With the profit sector playing possum until the proof comes in,what’s urgently needed is funding from public and philanthropic sources. “We’re looking for our Mrs. McCormick,” Stemple says, invoking the wealthy widow who, with reproductive-rights activist Margaret Sanger, unsuccessfully lobbied the pharmaceutical industry to develop a safe, effective oral contraceptive. In 1951, Katherine Dexter McCormick put her International Harvester money where her mouth was, hiring the scientists to produce the research that ultimately led to the birth-control pill.

Before then, liberating women’s sexuality from pregnancy might have seemed like speaking over wires, flying through the air or rocketing to the moon -- once quixotic, even foolish, then suddenly, perhaps accidentally, attainable. When a microbicide liberates women’s -- and gay men’s -- sexuality from HIV, it could finally put the brakes on history’s worst-ever public-health catastrophe. But in the absence of sufficient dollars and awareness, the revolution in the sheets will require what is sometimes equally hard to come by: movement in the streets. “It’s clear microbicides are needed, and that they’re imperative,” Forbes says. “Since we’re not able to attract corporate support, we have to make it happen ourselves.”



ENEMY AT THE GATE
Researchers have spent 20 years and hundreds of millions of dollars trying to figure out how to undo HIV once it’s in the body.
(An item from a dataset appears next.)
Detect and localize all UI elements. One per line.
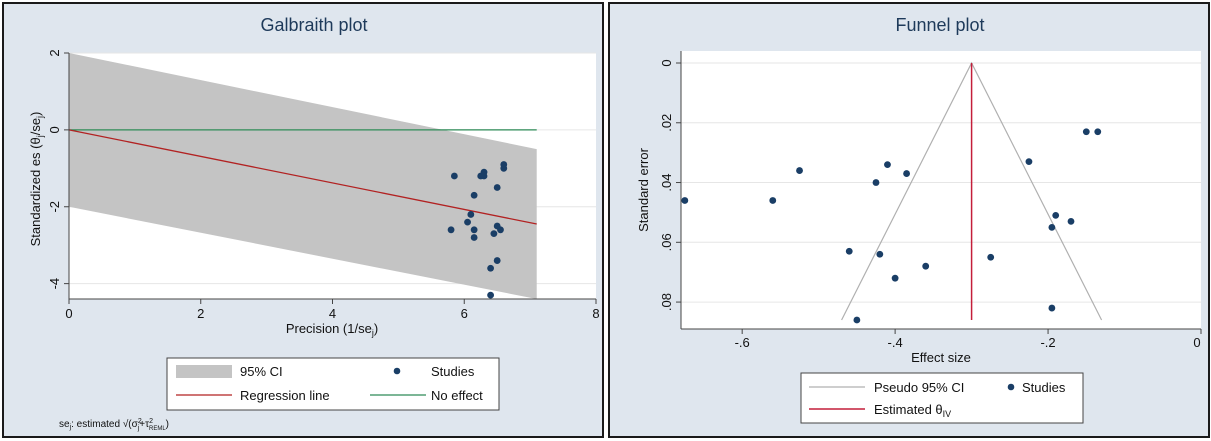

But as virology and reproductive biology expert David Phillips, PhD, and his peers labor to prove the anti-HIV power of microbicides, a key mystery persists: How does the virus get into the body in the first place?

Theories of infection abound. Phillips believes that most acts of unprotected sexual intercourse with an HIV-infected partner won’t result in transmission without certain mechanisms to facilitate viral entry. “It’s like if a bunch of people drink contaminated water,” he says. “Some will get sick. Others won’t.” The ideas about transmission vary, but ultimately any could be true -- or not. “There’s so much we still don’t know,” Phillips says bluntly.

Most experts assume that semen carries the virus into the cervix,vagina or rectum, allowing it to invade other cells, which then circulate it bodywide. One leading theory holds that the fatal carriers are dendritic cells -- the ones that signal the immune system to produce antibodies. According to this view, dendritic cells pick up the virus and take it back to the lymph nodes, contaminating them.

Another top hypothesis links HIV infiltration to epithelial cells,which line the vagina, intestines and interior of the lungs. Even though these cells are designed precisely to protect these sensitive organs from infection, for some reason they are vulnerable to viral violation, especially in the rectum.

With a number of theories in play, the ideal microbicide would cover as many bases as possible, making the virus unsavory to dendritic cells and preventing the virus from binding to epithelial cells. But even if a microbicide trial is successful, it will be very difficult, if not impossible, to isolate which infection mechanisms were blocked. “It’s my job to worry about them all,” Phillips says. Clearly, the mystery of infection is fertile ground for future research.